Syllabus for Q750:

Recent Advances in Connectionist Models

(listed as "Neural Networks as Models of Cognition")

Spring 1996, Section 1972, Tu & Th 2:30-3:45, PY 230

Instructor: Prof. John K. Kruschke
Office: 855-3192, PY 336 by appt.
E-mail: kruschke@indiana.edu

Contents:

Description and Goals | Prerequisites | Schedule | Grading Method | Computers | Readings | Disclaimer

Course Description and Goals:

This course selectively surveys some recent applications of connectionist models to cognitive phenomena. The emphasis is on models that attempt to address detailed empirical data. We will not survey "generic" algorithms or architectures that are not directed at specific cognitive phenomena and empirical data. The survey will be accomplished by reading and discussing various journal articles.
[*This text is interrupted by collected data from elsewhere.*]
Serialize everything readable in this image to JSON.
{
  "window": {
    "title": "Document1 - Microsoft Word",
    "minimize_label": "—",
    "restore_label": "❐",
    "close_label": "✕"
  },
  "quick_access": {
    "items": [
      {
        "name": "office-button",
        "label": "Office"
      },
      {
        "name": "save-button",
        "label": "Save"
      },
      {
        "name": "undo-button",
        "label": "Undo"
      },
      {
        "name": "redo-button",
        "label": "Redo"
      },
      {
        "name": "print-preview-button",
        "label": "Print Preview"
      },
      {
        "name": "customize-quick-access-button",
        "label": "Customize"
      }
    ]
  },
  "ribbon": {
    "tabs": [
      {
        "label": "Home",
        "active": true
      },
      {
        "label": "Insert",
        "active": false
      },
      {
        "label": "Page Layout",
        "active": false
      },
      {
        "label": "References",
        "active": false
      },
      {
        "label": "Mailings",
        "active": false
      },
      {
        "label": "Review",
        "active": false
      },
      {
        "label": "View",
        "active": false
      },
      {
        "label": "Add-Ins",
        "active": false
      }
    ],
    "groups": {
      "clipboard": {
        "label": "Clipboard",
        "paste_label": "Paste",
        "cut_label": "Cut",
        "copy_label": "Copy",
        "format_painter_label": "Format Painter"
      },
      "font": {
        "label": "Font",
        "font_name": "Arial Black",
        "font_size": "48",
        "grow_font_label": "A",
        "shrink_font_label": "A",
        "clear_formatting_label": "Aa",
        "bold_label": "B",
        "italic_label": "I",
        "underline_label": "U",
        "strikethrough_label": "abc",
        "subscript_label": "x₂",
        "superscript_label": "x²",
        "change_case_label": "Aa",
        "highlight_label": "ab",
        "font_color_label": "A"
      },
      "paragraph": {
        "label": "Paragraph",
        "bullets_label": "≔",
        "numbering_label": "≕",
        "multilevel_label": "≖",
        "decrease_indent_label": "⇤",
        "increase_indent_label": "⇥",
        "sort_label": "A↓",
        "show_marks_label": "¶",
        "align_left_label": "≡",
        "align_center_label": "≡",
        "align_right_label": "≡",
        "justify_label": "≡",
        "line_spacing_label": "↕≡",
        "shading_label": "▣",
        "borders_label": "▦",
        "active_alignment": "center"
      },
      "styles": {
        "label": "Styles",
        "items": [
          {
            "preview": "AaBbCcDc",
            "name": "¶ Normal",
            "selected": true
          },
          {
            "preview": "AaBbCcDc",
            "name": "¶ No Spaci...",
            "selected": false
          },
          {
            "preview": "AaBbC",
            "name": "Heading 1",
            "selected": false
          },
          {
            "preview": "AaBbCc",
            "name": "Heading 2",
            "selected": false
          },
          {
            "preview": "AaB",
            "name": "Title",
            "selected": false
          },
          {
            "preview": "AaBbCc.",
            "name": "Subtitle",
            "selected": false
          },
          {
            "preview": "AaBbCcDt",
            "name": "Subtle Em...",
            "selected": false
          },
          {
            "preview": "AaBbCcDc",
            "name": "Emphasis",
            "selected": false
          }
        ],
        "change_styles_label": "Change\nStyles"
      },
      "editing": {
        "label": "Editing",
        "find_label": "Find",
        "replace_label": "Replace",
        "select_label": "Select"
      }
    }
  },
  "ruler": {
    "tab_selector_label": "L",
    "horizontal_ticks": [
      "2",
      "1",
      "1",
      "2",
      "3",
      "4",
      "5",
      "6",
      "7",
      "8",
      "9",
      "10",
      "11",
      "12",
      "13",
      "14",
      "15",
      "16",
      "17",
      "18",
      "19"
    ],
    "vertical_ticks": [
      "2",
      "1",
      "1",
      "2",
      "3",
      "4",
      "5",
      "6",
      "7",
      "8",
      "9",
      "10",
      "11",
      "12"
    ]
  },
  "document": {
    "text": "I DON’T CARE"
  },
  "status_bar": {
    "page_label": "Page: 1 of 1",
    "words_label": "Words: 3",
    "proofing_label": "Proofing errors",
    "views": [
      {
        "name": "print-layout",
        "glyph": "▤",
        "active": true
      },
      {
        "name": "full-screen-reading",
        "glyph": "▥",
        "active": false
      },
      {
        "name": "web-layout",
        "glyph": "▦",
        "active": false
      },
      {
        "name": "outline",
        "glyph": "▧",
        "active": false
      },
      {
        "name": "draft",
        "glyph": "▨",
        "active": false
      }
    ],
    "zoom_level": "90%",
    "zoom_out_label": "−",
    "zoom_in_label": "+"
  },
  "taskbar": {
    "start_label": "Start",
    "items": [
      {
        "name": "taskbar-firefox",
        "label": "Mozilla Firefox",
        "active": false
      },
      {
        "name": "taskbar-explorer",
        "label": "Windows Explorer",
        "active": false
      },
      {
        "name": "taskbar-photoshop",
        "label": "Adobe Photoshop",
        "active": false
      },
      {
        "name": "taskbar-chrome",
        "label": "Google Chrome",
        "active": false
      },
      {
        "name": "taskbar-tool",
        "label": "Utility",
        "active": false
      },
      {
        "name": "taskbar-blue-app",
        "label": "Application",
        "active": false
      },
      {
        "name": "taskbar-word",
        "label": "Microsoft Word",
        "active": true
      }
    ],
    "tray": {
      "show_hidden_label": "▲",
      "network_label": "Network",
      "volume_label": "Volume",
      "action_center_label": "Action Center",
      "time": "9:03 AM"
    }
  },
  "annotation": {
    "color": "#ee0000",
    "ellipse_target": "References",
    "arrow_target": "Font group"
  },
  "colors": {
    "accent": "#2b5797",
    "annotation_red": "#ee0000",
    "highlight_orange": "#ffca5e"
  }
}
Each student will lead (or co-lead) discussion of selected articles.

Each student will also program, from scratch, a connectionist model applied to cognitive phenomena of his or her choice. The model could be a novel architecture or an existing model applied to new phenomena. The last few weeks of the course will be devoted to presentations of these projects.

The course has three main goals. First, students should gain understanding of a variety of connectionist models applied to empirical data. Second, students should gain experience applying a connectionist model to specific cognitive phenomena. Third, students should gain a better understanding of the role of models in explaining empirical phenomena.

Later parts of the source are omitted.